30th Anniversary Of The Underground Storage Tank Program
November 8, 2014 marks 30 years since Congress created the national underground storage tanks (UST) program by adding Subtitle I to the Solid Waste Disposal Act. Over that time, the UST program’s dedicated partners have made continuous progress in protecting our groundwater and land from underground storage tank leaks. EPA and our state, territorial, tribal, and industry partners work to prevent releases, detect leaks early, and clean up leaks when they do occur.
Gasoline and other fuels keep our cars, trucks, motorcycles, and boats moving; but when fuel is not properly contained, it presents a hazard to the environment and people living nearby. Even a small amount of petroleum released from underground storage tanks can contaminate groundwater, which is a source of drinking water for approximately 50 percent of U.S. citizens.

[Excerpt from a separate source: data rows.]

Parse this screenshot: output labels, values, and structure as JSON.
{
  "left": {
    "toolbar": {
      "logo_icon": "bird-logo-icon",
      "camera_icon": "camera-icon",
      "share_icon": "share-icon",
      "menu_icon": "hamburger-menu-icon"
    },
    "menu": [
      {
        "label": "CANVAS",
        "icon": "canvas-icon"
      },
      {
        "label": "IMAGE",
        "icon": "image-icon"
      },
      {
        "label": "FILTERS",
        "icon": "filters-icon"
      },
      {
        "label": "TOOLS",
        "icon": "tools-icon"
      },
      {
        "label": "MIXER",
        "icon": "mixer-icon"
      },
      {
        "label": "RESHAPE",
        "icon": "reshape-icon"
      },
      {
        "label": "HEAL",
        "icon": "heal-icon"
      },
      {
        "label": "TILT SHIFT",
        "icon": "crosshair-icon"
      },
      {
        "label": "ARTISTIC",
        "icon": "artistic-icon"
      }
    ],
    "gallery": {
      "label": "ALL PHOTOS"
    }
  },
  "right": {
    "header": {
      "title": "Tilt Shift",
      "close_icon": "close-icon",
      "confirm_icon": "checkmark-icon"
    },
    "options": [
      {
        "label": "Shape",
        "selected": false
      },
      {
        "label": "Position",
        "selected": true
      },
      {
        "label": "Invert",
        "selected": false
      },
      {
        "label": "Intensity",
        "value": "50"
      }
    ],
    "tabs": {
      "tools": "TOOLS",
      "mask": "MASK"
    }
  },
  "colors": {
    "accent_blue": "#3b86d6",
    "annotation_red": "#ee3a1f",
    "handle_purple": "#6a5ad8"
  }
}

As of September 2014, approximately 571,000 active underground storage tanks at 205,000 facilities nationwide store petroleum and other fuel products. Underground storage tanks are located in every community: at gas stations and other non-retail facilities, such as school district bus fueling stations, police and fire stations, marinas, taxi fleet facilities, postal and delivery service facilities, and federal facilities such as military bases.
Also note Ben Thomas of UST Training started in 1986 in Vermont overseeing the removal of leaking USTs. We’ve certainly come a long way.